WASHINGTON – US President Barack Obama and congressional leaders struck a last-minute budget deal on Friday to narrowly avert a government shutdown that would have hit the economy and idled hundreds of thousands of workers. With a little over an hour to spare before a midnight deadline, Obama’s Democrats and opposition Republicans agreed to a bitterly fought compromise plan that will cut about $38 billion in spending for the rest of the fiscal year. Congress then quickly approved a stopgap funding measure to keep the federal government running into next week until the budget agreement can be formally approved.
A shutdown — the first in more than 15 years — would have weakened the US economic recovery, forced furloughs for some 800,000 federal employees, closed national parks and monuments and even delayed paychecks for troops in Afghanistan and Iraq. But the biggest incentive for a deal may have been the risks that failure would have posed for Obama, his Democrats and the Republicans just as the 2012 presidential election campaign gathers steam.

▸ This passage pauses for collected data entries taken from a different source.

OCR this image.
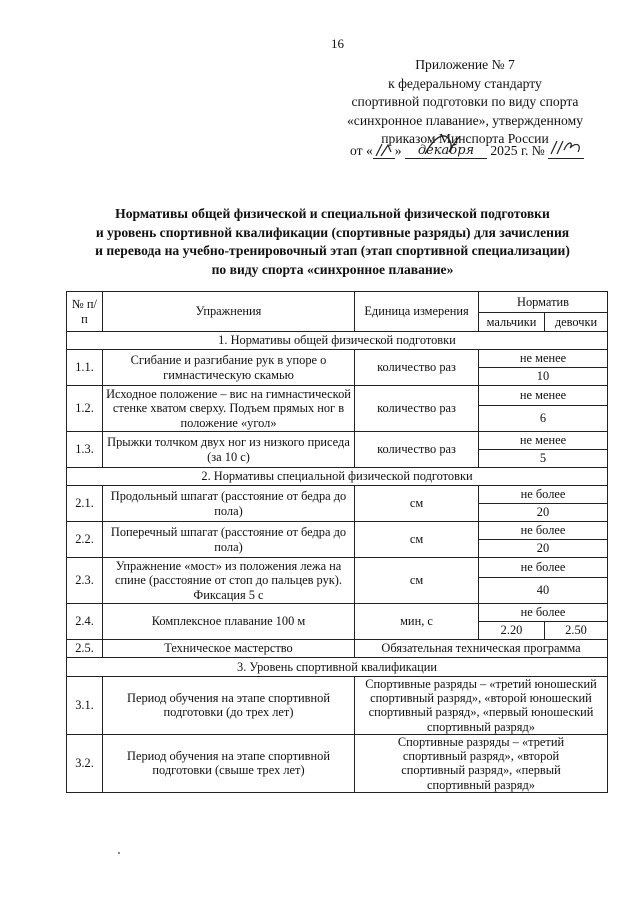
16
Приложение № 7
к федеральному стандарту
спортивной подготовки по виду спорта
«синхронное плавание», утвержденному
приказом Минспорта России
от « » декабря 2025 г. №
Нормативы общей физической и специальной физической подготовки
и уровень спортивной квалификации (спортивные разряды) для зачисления
и перевода на учебно-тренировочный этап (этап спортивной специализации)
по виду спорта «синхронное плавание»
№ п/п	Упражнения	Единица измерения	Норматив	
			мальчики	девочки
1. Нормативы общей физической подготовки				
1.1.	Сгибание и разгибание рук в упоре о гимнастическую скамью	количество раз	не менее	
			10	
1.2.	Исходное положение – вис на гимнастической стенке хватом сверху. Подъем прямых ног в положение «угол»	количество раз	не менее	
			6	
1.3.	Прыжки толчком двух ног из низкого приседа (за 10 с)	количество раз	не менее	
			5	
2. Нормативы специальной физической подготовки				
2.1.	Продольный шпагат (расстояние от бедра до пола)	см	не более	
			20	
2.2.	Поперечный шпагат (расстояние от бедра до пола)	см	не более	
			20	
2.3.	Упражнение «мост» из положения лежа на спине (расстояние от стоп до пальцев рук). Фиксация 5 с	см	не более	
			40	
2.4.	Комплексное плавание 100 м	мин, с	не более	
			2.20	2.50
2.5.	Техническое мастерство	Обязательная техническая программа		
3. Уровень спортивной квалификации				
3.1.	Период обучения на этапе спортивной подготовки (до трех лет)	Спортивные разряды – «третий юношеский спортивный разряд», «второй юношеский спортивный разряд», «первый юношеский спортивный разряд»		
3.2.	Период обучения на этапе спортивной подготовки (свыше трех лет)	Спортивные разряды – «третий спортивный разряд», «второй спортивный разряд», «первый спортивный разряд»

Public frustration over the budget fight had surged as Democrats and Republicans traded blame and a shutdown loomed. “Tomorrow, I’m pleased to announce that the Washington Monument as well as the entire federal government will be open for business,” Obama said in a late-night appearance at the White House shortly after the agreement was reached.
It provides the largest spending cuts in US history, a victory for Republicans who won control of the House of Representatives in November on promises to scale back government.